The Scottish FA say that nothing could be done. All the lesser nations were unavailable. The upshot is that McLeish is now having to pick his players up from the floor and prepare them for the first truly important match since his return to the Scotland post.
'Door is open... if Scots can find feet'
The big picture here is not Belgium in a Friday night friendly; it's Albania in a Monday night Nations League match. It's a game Scotland must win if they are to harbour any hopes of taking advantage of the new back-door route into Euro 2020. Going into it on the back of an error-ridden chasing is only going to make the next few days more stressful.
Albania are 24 places below Scotland in Fifa's world rankings. In the last year or so they have been beaten 3-0 and 4-1 in friendlies by Kosovo and Ukraine. They also lost a World Cup qualifier 3-0 at home to Israel. That's one side of the ledger. The other side is quite instructive.
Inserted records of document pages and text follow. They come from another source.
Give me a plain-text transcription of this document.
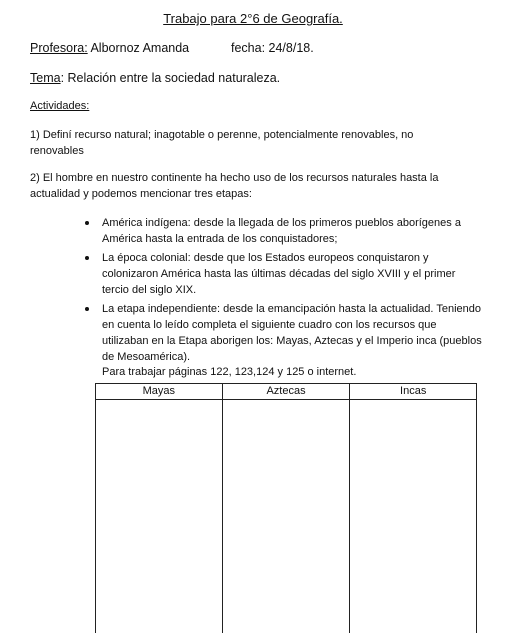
Trabajo para 2°6 de Geografía.
Profesora: Albornoz Amanda	fecha: 24/8/18.
Tema: Relación entre la sociedad naturaleza.
Actividades:
1) Definí recurso natural; inagotable o perenne, potencialmente renovables, no renovables
2) El hombre en nuestro continente ha hecho uso de los recursos naturales hasta la actualidad y podemos mencionar tres etapas:
América indígena: desde la llegada de los primeros pueblos aborígenes a América hasta la entrada de los conquistadores;
La época colonial: desde que los Estados europeos conquistaron y colonizaron América hasta las últimas décadas del siglo XVIII y el primer tercio del siglo XIX.
La etapa independiente: desde la emancipación hasta la actualidad. Teniendo en cuenta lo leído completa el siguiente cuadro con los recursos que utilizaban en la Etapa aborigen los: Mayas, Aztecas y el Imperio inca (pueblos de Mesoamérica).
Para trabajar páginas 122, 123,124 y 125 o internet.
Mayas	Aztecas	Incas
Having shipped that heavy competitive loss at home, they did precisely the same thing to Israel away, winning 3-0. They beat them again on Friday in the opening fixture of the Nations League. In November, they went to Turkey and won 3-2. In October, in a World Cup qualifier, they lost 1-0 to an Italian side featuring Gianluigi Buffon, Giorgio Chiellini, Leonardo Bonucci - all Juventus at the time - Inter Milan's Antonio Candreva, Napoli's Lorenzo Insigne and Lazio's Ciro Immobile.
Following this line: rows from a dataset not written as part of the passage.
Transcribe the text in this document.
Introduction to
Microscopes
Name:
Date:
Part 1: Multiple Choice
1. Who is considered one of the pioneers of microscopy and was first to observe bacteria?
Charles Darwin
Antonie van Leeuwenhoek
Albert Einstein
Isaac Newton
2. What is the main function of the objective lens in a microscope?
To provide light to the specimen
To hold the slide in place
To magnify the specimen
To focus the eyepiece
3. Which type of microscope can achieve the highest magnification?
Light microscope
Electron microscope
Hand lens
Their form line gives you the impression that they are exactly the type of lower-ranking team that tend to come to Hampden and frustrate the life out of Scotland. The side that beat Israel on Friday had players - and regular starters - from Lazio, Napoli, Atalanta and Empoli in Serie A, one from Malmo, one from Basel and another from Aris Thessaloniki.
They are eminently beatable, but they also look capable of frustrating Scotland if Scotland aren't at it. In Christian Panucci, they have an Italian manager who knows all about Hampden and McLeish. In the final qualifying game for Euro 2008, Panucci wasn't just in the Italy side that came to Glasgow and beat McLeish's team 2-1. He scored the winner - and it was controversial., external
That was an excellent Scotland campaign in the company of Italy and France and a decent Ukraine side, and yet eight wins from 12 matches still wasn't good enough.
Qualification was harder then. Much harder. Nowadays the doors are wide open to the Scotlands if the Scotlands can only put one foot in front of the other and walk right on through. Albania is the first critical test of how sure-footed they are under McLeish.
A win would brighten the sky above the manager's head - and it's in need of brightening. At close to their best, they ought to be good enough. There are some fine players in this Scotland side, but the time has come to show it. Fighting talk about application and progress is utterly meaningless. Talking for talking sake has long since bored the ears off everybody.
Anything other than a win would not just land a massive blow to Scotland's Nations League aspirations, it would also render the entire national stadium debate as a bit of a joke. If Scotland can't find a way of getting past Albania at home then it's not a 50,000-seat stadium at Hampden or a 67,000-seat stadium at Murrayfield that they'll need, it's something a touch more modest and in keeping with a team with a rapidly diminishing support.
Friday was a wounding night, but Monday is when McLeish and his team have to get it right.